If you’ve used Ruby or Smalltalk, this will feel familiar. If you haven’t, don’t worry — it’s a simple idea with surprisingly deep consequences.
Sending a Message
You send a message to a value using dot syntax:
'hello'.println
# => hello
['cat', 'dog', 'bird'].len
# => 3
The value on the left receives the message on the right. The message may produce a result, which you can immediately send another message to. This is called chaining:
['Hello', ' ', 'world!'].join.println
# => Hello world!
Two Forms of Message Send
There are exactly two kinds of message send in Gab.
A named send is a . followed by one or more letters, underscores, or numbers:
'hello'.println
['cat', 'dog', 'bird'].len
An operator send uses a sequence of operator characters (+, -, *, /, <, >, !, <!, and others):
10 + 5 # => 15
channel <! 'value'
That’s the complete syntax for invoking behaviour. There is no special function-call form, no keywords for control flow — only these two kinds of send.
Messages with Arguments
Some messages take arguments. Arguments are passed inside parentheses, after the message name:
'Hello, $!'.sprintf('world').println
# => Hello, world
Here, sprintf is a message sent to the string 'Hello, $!'. It replaces each $ in the string with the corresponding argument. The result is then sent the println message.

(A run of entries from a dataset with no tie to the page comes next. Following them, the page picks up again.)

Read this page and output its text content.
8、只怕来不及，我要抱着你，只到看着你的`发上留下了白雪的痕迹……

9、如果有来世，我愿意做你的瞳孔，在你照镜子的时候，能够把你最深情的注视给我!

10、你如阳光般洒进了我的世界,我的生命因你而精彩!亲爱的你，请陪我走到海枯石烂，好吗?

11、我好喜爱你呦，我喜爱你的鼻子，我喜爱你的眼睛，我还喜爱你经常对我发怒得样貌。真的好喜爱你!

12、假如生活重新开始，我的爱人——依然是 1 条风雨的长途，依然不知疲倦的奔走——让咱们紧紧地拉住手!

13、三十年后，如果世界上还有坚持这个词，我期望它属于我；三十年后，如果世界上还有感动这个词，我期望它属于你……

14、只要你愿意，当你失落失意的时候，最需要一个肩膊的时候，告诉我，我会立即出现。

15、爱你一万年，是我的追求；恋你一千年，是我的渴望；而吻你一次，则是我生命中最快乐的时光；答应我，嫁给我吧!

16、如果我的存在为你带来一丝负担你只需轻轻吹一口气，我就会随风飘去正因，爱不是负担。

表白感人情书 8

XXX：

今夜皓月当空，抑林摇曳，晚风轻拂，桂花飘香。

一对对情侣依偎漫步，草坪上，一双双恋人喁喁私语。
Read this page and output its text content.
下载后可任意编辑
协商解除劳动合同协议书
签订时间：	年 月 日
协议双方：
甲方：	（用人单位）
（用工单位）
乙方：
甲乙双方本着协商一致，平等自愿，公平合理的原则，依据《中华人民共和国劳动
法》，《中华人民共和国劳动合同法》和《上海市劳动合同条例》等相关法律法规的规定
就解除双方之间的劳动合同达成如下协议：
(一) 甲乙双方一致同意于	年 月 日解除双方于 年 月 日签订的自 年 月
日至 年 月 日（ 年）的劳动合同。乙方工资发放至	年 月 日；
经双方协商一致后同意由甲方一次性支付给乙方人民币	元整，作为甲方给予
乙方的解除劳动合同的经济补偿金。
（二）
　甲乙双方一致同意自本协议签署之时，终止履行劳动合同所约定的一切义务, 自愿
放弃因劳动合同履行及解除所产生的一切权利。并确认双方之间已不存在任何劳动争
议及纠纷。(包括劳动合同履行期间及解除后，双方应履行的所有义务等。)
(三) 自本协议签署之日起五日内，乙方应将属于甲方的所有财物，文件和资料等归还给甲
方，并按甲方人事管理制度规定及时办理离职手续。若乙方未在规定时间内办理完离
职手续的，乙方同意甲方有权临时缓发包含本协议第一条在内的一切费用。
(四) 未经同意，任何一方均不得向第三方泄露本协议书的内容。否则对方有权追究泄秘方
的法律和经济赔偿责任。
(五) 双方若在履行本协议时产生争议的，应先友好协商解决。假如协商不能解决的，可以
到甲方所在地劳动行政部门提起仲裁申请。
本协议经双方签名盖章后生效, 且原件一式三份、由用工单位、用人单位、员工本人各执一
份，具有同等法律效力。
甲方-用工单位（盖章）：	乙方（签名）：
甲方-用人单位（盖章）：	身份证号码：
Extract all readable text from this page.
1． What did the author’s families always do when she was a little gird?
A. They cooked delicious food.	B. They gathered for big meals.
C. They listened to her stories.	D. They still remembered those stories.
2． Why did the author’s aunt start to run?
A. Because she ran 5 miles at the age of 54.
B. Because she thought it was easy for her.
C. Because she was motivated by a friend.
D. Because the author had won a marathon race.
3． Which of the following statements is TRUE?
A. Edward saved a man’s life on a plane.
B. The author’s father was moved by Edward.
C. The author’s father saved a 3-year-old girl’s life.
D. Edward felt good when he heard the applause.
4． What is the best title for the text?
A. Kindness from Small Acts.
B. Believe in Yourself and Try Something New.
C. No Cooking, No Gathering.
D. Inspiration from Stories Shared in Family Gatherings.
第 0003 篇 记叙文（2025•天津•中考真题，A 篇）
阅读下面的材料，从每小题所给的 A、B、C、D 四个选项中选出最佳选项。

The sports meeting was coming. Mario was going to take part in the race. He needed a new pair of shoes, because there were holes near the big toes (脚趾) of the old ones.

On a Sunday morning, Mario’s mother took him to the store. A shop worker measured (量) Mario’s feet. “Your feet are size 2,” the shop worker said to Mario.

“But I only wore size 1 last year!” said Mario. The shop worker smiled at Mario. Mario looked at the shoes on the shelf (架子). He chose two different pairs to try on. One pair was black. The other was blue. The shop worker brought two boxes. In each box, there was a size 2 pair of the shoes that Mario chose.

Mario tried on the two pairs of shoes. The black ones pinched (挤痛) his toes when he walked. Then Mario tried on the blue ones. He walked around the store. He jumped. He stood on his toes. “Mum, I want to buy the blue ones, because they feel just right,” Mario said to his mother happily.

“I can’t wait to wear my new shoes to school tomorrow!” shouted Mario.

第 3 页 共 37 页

You can pass multiple arguments by separating them with commas:
result = Strings.make('Hello', ', ', 'world!')
result.println
# => Hello, world!
Defining a Message
Message names are message values, written with a trailing colon: greet:, println:, def:. The colon is part of the value itself.
You define a new message by sending def: to a message value:
greet: .def (Strings.t, () => do
'Hello, $!!'.sprintf(self).println
end)
'Alice'.greet
# => Hello, Alice!
def: takes two arguments: the receiver type and a block containing the implementation. Here, Strings.t is the conventional way to refer to the string type — it is a message sent to the Strings module that returns the type upon which new string messages should be defined. Using Strings.t rather than a bare type name is a convention you’ll see throughout Gab’s standard library, and one you should follow in your own modules.
Inside the block, self refers to the value that received the message.
Message definitions are specializations — the same message name can have completely different implementations depending on the type of the receiver. This is how Gab achieves polymorphism without classes or interfaces. More on this in the Records & Shapes section.
Control Flow via Messages
Because Gab has no if keyword, branching is done by sending messages. Boolean values respond to messages like then: and else::
age = 20
(age > 18)
.then(() => 'You may enter.'.println)
.else(() => 'Come back in a few years.'.println)
At first this looks unfamiliar, but it’s the same idea: send a message to a value (the boolean result of age > 18), and pass blocks as arguments for each branch. The boolean decides which block to invoke — which it does by sending it the empty message, ..
This means branching, looping, and every other form of control flow are just messages — there’s nothing special about them syntactically.
Why Messages?
Constraining the language to a single dispatch mechanism is a deliberate trade. You give up some familiarity, and in return you get:
- Consistency. There’s one way to invoke behaviour. No need to distinguish between method calls, function calls, operators, and special forms.
- Extensibility. You can define new messages for any type, including built-in types, without modifying their source.
- Performance. With a single dispatch path, the runtime can focus all optimization work on making message sends fast.